MANIC STREET PREACHERS
It’s nigh-impossible for me to answer the question, “What is your favorite rock band?” That being said, the iconic Welsh glam-grunge rockers of Manic Street Preachers are always at the tip of my tongue when that question arises. They encapsulate everything great about rock music: melodies, guitars, bombast, hooks, drugs, sex, swagger, fashion, art and poetry. Raf Simons is partially responsible for cementing the group as an art world favorite. He centered his AW ’01 ’RIOT RIOT RIOT’ collection around the still unsolved mystery surrounding the disappearance of the Preachers’ lyricist and rhythm guitarist, Richey Edwards. When Edwards joined the Preachers, he was rather inept musically, but his poetry, wild and erratic drug-fueled persona, and gender-bending aesthetic elevated the Preachers to a level of scrutiny higher than that of their Brit-pop peers and into the upper echelons of rock folklore. Raf included photos of the late Edwards on bomber jackets as well as making use of the newspaper headlines published about Edwards’ disappearance.
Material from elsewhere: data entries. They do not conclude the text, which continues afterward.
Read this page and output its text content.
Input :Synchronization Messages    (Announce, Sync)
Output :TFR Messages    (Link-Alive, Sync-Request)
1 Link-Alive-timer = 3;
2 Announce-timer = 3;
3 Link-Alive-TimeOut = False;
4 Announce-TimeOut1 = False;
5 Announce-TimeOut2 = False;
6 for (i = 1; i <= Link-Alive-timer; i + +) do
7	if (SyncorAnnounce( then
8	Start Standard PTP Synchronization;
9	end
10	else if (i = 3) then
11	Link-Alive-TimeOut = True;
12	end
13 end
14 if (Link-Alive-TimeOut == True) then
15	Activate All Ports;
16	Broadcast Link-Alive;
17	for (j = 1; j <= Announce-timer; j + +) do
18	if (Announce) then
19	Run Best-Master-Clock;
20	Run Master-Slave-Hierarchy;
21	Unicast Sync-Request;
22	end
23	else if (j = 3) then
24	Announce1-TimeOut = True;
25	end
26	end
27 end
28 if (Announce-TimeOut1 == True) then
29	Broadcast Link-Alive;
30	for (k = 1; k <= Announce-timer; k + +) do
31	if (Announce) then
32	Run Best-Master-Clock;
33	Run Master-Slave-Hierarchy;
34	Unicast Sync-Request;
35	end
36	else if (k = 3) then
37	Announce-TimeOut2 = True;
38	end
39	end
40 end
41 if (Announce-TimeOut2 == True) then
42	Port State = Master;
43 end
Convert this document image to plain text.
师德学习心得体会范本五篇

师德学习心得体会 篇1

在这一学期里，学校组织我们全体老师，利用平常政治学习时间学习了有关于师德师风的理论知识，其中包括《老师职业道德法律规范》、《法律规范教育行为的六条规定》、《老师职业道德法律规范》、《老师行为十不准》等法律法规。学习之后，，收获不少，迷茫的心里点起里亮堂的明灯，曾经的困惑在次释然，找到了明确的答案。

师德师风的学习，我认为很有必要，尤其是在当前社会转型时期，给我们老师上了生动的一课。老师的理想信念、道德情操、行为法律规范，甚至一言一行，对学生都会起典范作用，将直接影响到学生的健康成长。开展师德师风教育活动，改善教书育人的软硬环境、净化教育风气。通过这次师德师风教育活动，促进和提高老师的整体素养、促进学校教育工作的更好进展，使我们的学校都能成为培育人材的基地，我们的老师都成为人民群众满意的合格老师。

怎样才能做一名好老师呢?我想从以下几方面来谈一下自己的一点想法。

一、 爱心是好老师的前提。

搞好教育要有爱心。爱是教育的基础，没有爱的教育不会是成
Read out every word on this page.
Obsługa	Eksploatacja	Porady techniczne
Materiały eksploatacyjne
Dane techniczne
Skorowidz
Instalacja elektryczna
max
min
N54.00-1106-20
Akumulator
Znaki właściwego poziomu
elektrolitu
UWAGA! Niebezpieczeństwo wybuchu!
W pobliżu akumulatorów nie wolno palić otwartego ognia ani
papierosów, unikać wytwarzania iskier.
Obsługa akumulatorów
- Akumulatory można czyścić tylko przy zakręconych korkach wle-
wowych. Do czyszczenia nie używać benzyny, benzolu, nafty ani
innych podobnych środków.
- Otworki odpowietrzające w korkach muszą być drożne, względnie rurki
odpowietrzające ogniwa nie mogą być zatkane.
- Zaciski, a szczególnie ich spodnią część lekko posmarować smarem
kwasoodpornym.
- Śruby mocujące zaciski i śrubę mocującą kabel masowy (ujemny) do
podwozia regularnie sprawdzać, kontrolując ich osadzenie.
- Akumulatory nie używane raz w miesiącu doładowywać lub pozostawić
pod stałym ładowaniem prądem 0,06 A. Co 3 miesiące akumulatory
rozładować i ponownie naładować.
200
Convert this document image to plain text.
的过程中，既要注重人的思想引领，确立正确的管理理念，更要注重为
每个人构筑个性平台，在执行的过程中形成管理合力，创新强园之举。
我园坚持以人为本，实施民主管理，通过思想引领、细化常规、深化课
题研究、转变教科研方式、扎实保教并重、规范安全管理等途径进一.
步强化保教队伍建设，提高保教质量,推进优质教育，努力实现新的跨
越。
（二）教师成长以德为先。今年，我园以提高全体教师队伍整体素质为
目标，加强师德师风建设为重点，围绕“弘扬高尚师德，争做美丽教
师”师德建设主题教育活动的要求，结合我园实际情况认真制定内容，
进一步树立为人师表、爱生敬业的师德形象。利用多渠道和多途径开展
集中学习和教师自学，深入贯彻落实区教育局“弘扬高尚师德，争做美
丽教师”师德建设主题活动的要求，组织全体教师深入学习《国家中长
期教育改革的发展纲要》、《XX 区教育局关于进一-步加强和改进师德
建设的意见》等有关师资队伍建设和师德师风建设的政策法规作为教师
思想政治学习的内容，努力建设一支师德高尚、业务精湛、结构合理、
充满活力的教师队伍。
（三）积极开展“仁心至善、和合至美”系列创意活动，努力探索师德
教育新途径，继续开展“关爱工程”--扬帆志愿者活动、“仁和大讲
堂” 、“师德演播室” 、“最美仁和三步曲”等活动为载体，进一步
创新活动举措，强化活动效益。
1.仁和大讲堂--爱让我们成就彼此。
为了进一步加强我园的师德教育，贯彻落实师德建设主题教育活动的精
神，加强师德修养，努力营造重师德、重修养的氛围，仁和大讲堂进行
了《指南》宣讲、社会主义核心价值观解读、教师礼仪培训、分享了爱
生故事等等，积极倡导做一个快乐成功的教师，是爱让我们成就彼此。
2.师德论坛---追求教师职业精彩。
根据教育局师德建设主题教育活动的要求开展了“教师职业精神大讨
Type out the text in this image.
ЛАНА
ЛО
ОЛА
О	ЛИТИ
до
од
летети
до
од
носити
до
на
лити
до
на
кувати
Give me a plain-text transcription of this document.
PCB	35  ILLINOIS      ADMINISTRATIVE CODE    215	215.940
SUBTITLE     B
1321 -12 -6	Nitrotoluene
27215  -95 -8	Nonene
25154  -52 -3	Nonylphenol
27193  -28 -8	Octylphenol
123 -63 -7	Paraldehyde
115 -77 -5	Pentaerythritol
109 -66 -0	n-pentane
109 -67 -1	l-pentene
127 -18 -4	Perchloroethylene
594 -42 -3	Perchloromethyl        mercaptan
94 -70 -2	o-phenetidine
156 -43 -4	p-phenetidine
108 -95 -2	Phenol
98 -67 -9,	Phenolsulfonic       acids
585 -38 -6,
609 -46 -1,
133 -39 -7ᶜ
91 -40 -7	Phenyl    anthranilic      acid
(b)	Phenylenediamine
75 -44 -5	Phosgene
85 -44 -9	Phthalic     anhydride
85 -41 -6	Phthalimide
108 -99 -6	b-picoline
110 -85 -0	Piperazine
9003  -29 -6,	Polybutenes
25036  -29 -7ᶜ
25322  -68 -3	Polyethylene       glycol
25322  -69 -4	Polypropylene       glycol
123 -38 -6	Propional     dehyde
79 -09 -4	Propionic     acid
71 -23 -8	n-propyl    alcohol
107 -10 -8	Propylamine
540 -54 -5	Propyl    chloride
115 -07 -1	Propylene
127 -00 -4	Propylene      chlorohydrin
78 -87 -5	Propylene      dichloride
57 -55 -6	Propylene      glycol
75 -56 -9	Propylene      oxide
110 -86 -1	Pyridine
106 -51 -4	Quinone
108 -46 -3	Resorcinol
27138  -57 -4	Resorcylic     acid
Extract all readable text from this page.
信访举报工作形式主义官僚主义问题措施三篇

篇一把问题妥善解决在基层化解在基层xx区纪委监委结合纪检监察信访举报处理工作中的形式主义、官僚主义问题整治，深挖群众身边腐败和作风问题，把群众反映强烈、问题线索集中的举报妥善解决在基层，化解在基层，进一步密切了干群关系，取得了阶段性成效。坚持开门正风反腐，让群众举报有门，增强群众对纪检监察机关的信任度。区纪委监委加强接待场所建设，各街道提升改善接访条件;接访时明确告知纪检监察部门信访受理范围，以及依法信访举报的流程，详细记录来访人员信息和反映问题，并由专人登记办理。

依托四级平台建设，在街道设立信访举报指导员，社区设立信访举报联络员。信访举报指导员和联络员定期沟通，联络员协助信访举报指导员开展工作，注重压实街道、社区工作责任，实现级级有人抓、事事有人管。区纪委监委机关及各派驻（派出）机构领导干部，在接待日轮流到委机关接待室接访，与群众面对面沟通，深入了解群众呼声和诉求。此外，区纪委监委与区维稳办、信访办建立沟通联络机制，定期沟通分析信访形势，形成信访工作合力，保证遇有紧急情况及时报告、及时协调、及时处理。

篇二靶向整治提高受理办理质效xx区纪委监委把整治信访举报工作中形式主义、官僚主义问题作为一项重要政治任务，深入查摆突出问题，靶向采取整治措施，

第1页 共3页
JOY DIVISION and NEW ORDER
From 2002 to 2003, Raf re-discovered his love of both Joy Division and New Order as well as the iconic graphic artist responsible for both bands’ covers, Peter Saville. In his AW ’03 collection, Raf held access to Saville’s entire archive, and the parkas emblazoned with the covers of New Order’s ‘Powers, Corruptions and Lies’ and Joy Division’s ‘Unknown Pleasures’ still fetch upwards of $15,000 on consignment e-commerce sites like Grailed. Raf arguably re-sparked the interest in Joy Division and New Order with these collections, and is arguably responsible for every 19-year-old NYU student that walks out of Urban Outfitters wearing a Joy Division t-shirt that doesn’t even recognize the opening drone of ‘Atrocity Exhibition.’ But that’s the thing with the great revolutionaries: from Che Guevara to Raf Simons, their ideas always get sold.
ANGELO BADALAMENTI
In what amounted to a great return-to-form, Raf's stunning FW ’16 collection came chalk full of references, from 1980s teen horror films to Cindy Sherman to Margiela to, most prominently, David Lynch. The surrealist director was paid homage through the show’s soundtrack, that featured Lynch collaborator and composer Angelo Badalamenti discussing co-composing Laura Palmer’s theme music from ‘Twin Peaks’ with Lynch, “Angelo, THAT’s IT! OH, ANGELO, YOU’RE TEARING MY HEART OUT,’ we hear Angelo quote Lynch with saying. The show was incredible, fully encapsulating Raf’s ability to turn the spectacle of men walking down a runway in extreme clothes to the tune of powerful music into a grandiose statement of artistry.
FUTURE DEVELOPMENTS
What separates Raf from other designers, is that he really keeps his finger to the pulse of culture. He’s not like Hedi Slimane and his permanent fascinations with ‘70s rock n’ roll or Gosha Rubchinskiy and his renderings of a post-Soviet 1990s. Raf finds himself fascinated with new art and new music constantly, and is always looking for ways to bring it into his own curatorial sphere. In recent interviews, he has cited appreciation for the music of art rock Londoners These New Puritans, Detroit house production icon Richie Hawtin, and even music as abrasive as that of modern techno producer and Perc Trax label head Perc. This is what I find most fascinating about Simons’ entry into Calvin Klein. At Dior, he would have never been able to incorporate those influences into Dior’s branding, but at Calvin Klein and its openness towards counter-culture, he might just be able to.